Avec l’annonce du départ du groupe Heineken de la RDC avec les cessions de ses parts dans Bralima, une des deux grandes brasseries du pays, des publications devenues virales sur les réseaux sociaux ont affirmé que cette vente des parts marque la fin de production locale de la bière Heineken, une des plus consommées au pays. Pourtant, cette affirmation est partiellement fausse.
« Mauvaise nouvelle pour les consommateurs de la bière Heineken. Le groupe néerlandais Heineken a fermé ses activités définitivement en RDC », lit-on sur une publication quand une autre évoque « la fin d’une ère ».
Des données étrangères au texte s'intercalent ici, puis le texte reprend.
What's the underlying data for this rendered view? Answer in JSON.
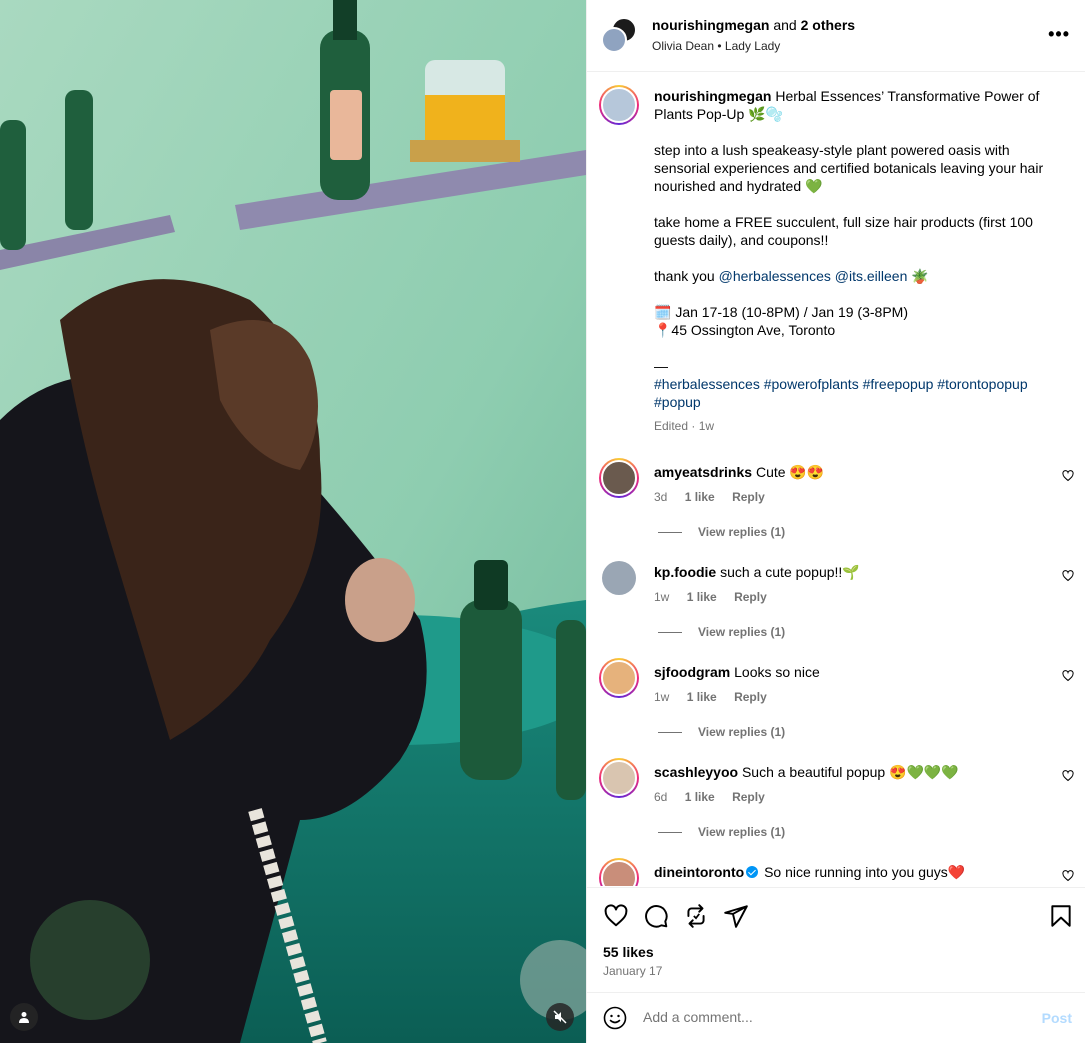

Si le groupe s’est officiellement désengagé de la gestion industrielle de la Bralima, un accord stratégique garantit le maintien de la production et de la commercialisation de ses bières sur l’ensemble du territoire congolais. « HEINEKEN conservera la propriété de ses marques mondiales et régionales et restera présente en RDC grâce à des accords de licence de marques à long terme. Ces accords garantiront la poursuite de la production, de la commercialisation et de la distribution des marques HEINEKEN sur le marché, notamment Heineken®, Primus®, Turbo King®, Legend® et Mützig®, qui demeurent des marques phares du marché brassicole congolais », a expliqué le groupe néerlandais.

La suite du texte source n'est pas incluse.